The U.S. is still catching up on fragrance safety. Here’s what MoCRA could — and might not — change.
Pick up almost any perfume, body lotion, or hair product, and somewhere on the label you’ll find the word “fragrance.” That single word can legally stand in for any combination of thousands of individual compounds, none of which a brand is required to name. But as of April 12, Canada became the first North American country to require brands to start breaking that down — and the FDA is expected to follow with a proposed rule under the Modernization of Cosmetics Regulation Act as early as May 2026. Both are notable milestones, and both are arriving considerably late to a standard the European Union set all the way back in 2003.
The fragrance labeling loophole exists because federal cosmetics regulation in the U.S. has been, until very recently, spectacularly stagnant. MoCRA, signed by President Biden in December 2022, is the first significant update to federal cosmetics law since the Federal Food, Drug, and Cosmetic Act of 1938 — an 84-year gap for an industry that generates hundreds of billions annually in the U.S. alone. Among its provisions, MoCRA requires the FDA to publish a list of specific fragrance allergens that must be disclosed individually on product labels, rather than obscured under the catch-all term.
The FDA’s current target is May 2026 — still only a proposed rule, with a final rule unlikely before 2027. The Trump administration’s executive order requiring agencies to eliminate ten regulations for every new one added has slowed new rulemaking across the board, even for requirements Congress has already mandated. FDA restructuring and staffing reductions have compounded the delay. “Although more is needed to ensure the safety of chemicals used in cosmetics, this update is a welcome step in the right direction,” Scott Faber, senior vice president for government affairs at the Environmental Working Group, said of MoCRA’s passage. “Consumers, not just the FDA, will have more information when purchasing cosmetics, since fragrance allergens will now be on product labels.” For now, that information remains on hold.
Where the rest of the world stands on fragrance disclosure
The EU made fragrance allergen labeling mandatory in 2003, when Directive 2003/15/EC required individual disclosure of 26 specific substances — a list built from scientific assessments the European Commission’s advisory body had been conducting since 1999. The thresholds are precise: allergens must be named when present above 0.001 percent in leave-on products or 0.01 percent in rinse-off products. That was the baseline. Under Regulation (EU) 2023/1545, the EU’s allergen list is now expanding from 26 substances to more than 80, with full implementation required by July 31, 2026. The EU is in the process of upgrading a system the U.S. hasn’t yet started.

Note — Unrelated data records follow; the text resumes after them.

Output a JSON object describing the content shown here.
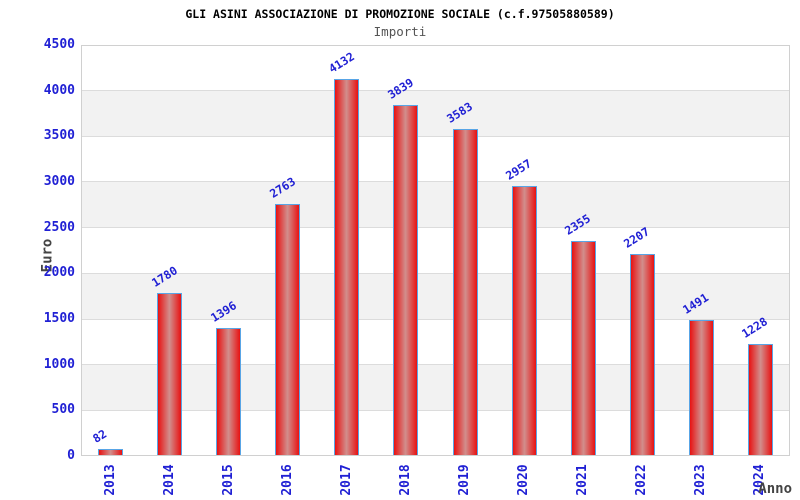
{
  "header": {
    "title": "GLI ASINI ASSOCIAZIONE DI PROMOZIONE SOCIALE (c.f.97505880589)",
    "subtitle": "Importi"
  },
  "chart_data": {
    "type": "bar",
    "title": "GLI ASINI ASSOCIAZIONE DI PROMOZIONE SOCIALE (c.f.97505880589)",
    "subtitle": "Importi",
    "xlabel": "Anno",
    "ylabel": "Euro",
    "categories": [
      "2013",
      "2014",
      "2015",
      "2016",
      "2017",
      "2018",
      "2019",
      "2020",
      "2021",
      "2022",
      "2023",
      "2024"
    ],
    "values": [
      82,
      1780,
      1396,
      2763,
      4132,
      3839,
      3583,
      2957,
      2355,
      2207,
      1491,
      1228
    ],
    "ylim": [
      0,
      4500
    ],
    "ytick_step": 500,
    "grid": "horizontal-gridlines-with-alternating-bands",
    "legend": "none",
    "colors": {
      "bar_fill_edge": "#e81212",
      "bar_fill_center": "#d18f8d",
      "bar_border": "#58a5e6",
      "tick_label_blue": "#2020d4",
      "value_label_blue": "#2020d4",
      "band_gray": "#f2f2f2",
      "gridline": "#dcdcdc",
      "plot_border": "#d0d0d0",
      "title": "#000000",
      "subtitle": "#555555",
      "axis_title": "#444444",
      "background": "#ffffff"
    }
  }
}
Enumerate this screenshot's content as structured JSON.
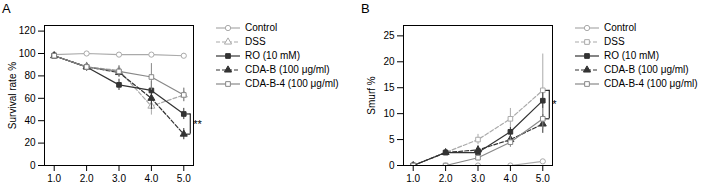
{
  "chart_data": [
    {
      "type": "line",
      "title": "A",
      "ylabel": "Survival rate %",
      "xlim": [
        0.7,
        5.3
      ],
      "ylim": [
        0,
        125
      ],
      "xticks": [
        1,
        2,
        3,
        4,
        5
      ],
      "yticks": [
        0,
        20,
        40,
        60,
        80,
        100,
        120
      ],
      "x": [
        1,
        2,
        3,
        4,
        5
      ],
      "series": [
        {
          "name": "Control",
          "color": "#aaaaaa",
          "line_style": "solid",
          "marker": "circle_open",
          "values": [
            99,
            100,
            99,
            99,
            98
          ],
          "yerr": [
            1,
            1,
            1,
            1,
            2
          ]
        },
        {
          "name": "DSS",
          "color": "#aaaaaa",
          "line_style": "dashed",
          "marker": "triangle_open",
          "values": [
            98,
            88,
            85,
            53,
            63
          ],
          "yerr": [
            2,
            3,
            4,
            8,
            6
          ]
        },
        {
          "name": "RO (10 mM)",
          "color": "#333333",
          "line_style": "solid",
          "marker": "square",
          "values": [
            98,
            88,
            72,
            67,
            46
          ],
          "yerr": [
            2,
            4,
            5,
            8,
            5
          ]
        },
        {
          "name": "CDA-B (100 μg/ml)",
          "color": "#333333",
          "line_style": "dashed",
          "marker": "triangle",
          "values": [
            98,
            88,
            83,
            60,
            28
          ],
          "yerr": [
            2,
            3,
            4,
            10,
            5
          ]
        },
        {
          "name": "CDA-B-4 (100 μg/ml)",
          "color": "#888888",
          "line_style": "solid",
          "marker": "square_open",
          "values": [
            98,
            88,
            84,
            79,
            63
          ],
          "yerr": [
            2,
            4,
            5,
            12,
            6
          ]
        }
      ],
      "annotations": [
        {
          "text": "**",
          "x": 5.2,
          "y1": 46,
          "y2": 28
        }
      ]
    },
    {
      "type": "line",
      "title": "B",
      "ylabel": "Smurf %",
      "xlim": [
        0.7,
        5.3
      ],
      "ylim": [
        0,
        27
      ],
      "xticks": [
        1,
        2,
        3,
        4,
        5
      ],
      "yticks": [
        0,
        5,
        10,
        15,
        20,
        25
      ],
      "x": [
        1,
        2,
        3,
        4,
        5
      ],
      "series": [
        {
          "name": "Control",
          "color": "#aaaaaa",
          "line_style": "solid",
          "marker": "circle_open",
          "values": [
            0,
            0,
            0,
            0,
            0.8
          ],
          "yerr": [
            0,
            0,
            0,
            0,
            0.3
          ]
        },
        {
          "name": "DSS",
          "color": "#aaaaaa",
          "line_style": "dashed",
          "marker": "square_open",
          "values": [
            0,
            2.5,
            5,
            9,
            14.5
          ],
          "yerr": [
            0,
            0.5,
            1,
            2,
            7
          ]
        },
        {
          "name": "RO (10 mM)",
          "color": "#333333",
          "line_style": "solid",
          "marker": "square",
          "values": [
            0,
            2.5,
            2.5,
            6.5,
            12.5
          ],
          "yerr": [
            0,
            0.3,
            0.5,
            0.8,
            1.5
          ]
        },
        {
          "name": "CDA-B (100 μg/ml)",
          "color": "#333333",
          "line_style": "dashed",
          "marker": "triangle",
          "values": [
            0,
            2.5,
            3,
            5,
            8
          ],
          "yerr": [
            0,
            0.4,
            0.8,
            1.2,
            1.8
          ]
        },
        {
          "name": "CDA-B-4 (100 μg/ml)",
          "color": "#888888",
          "line_style": "solid",
          "marker": "square_open",
          "values": [
            0,
            0,
            1.5,
            4.5,
            9
          ],
          "yerr": [
            0,
            0,
            0.5,
            1,
            2
          ]
        }
      ],
      "annotations": [
        {
          "text": "*",
          "x": 5.2,
          "y1": 14.5,
          "y2": 9
        }
      ]
    }
  ]
}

Canada’s April 12 action aligns it nearly exactly with current EU standards: 24 required allergens now, expanding to 81 by August 1, at the same concentration thresholds. That Canada chose to sync with Europe rather than wait on U.S. leadership is, at this point, a telling choice.
What the rule will — and won’t — actually fix
When the FDA’s fragrance allergen rule is eventually finalized, it is expected to track closely with EU standards, requiring individual allergen labeling above comparable thresholds. For Americans who experience fragrance sensitivity or allergic reactions to specific compounds — currently with no way to trace the source from a label — that would mark a genuine shift.

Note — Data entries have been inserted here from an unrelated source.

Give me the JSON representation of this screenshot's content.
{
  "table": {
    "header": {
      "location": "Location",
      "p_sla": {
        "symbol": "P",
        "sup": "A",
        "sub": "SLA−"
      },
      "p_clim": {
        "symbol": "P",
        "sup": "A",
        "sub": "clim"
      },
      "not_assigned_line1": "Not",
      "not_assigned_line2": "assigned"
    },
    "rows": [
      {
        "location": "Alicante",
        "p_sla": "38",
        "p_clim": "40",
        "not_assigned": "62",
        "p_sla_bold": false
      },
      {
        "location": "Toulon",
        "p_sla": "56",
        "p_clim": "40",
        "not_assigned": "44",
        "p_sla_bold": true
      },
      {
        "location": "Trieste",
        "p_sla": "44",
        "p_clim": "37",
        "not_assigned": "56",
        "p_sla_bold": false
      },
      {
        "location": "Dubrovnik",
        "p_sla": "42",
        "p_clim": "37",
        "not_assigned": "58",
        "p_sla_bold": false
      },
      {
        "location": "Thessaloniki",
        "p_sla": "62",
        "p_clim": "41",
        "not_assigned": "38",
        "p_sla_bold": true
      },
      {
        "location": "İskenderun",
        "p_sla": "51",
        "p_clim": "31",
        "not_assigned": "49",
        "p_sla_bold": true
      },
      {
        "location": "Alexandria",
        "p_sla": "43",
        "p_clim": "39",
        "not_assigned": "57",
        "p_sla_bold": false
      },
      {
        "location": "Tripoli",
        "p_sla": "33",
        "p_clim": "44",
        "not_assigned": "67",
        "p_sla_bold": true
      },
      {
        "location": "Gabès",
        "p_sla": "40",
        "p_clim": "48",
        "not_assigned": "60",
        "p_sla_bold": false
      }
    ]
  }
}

What it will not do is require full ingredient transparency. Even a product that satisfies every MoCRA requirement can still list “fragrance” or “parfum” for non-allergen components, meaning most of a formula remains legally hidden. A brand could comply fully with the rule and still leave the majority of its fragrance chemistry unnamed. Voluntary programs — like Credo Beauty’s Radical Fragrance Transparency initiative, which has 71 brand partners disclosing their complete ingredient lists — fill part of that gap by choice. Nothing in federal law will require them to.
The U.S. market will remain the regulatory outlier until at minimum 2027, when a final rule might realistically take effect — leaving American shoppers without information that European consumers have had for over two decades and that Canadians now have as of this week.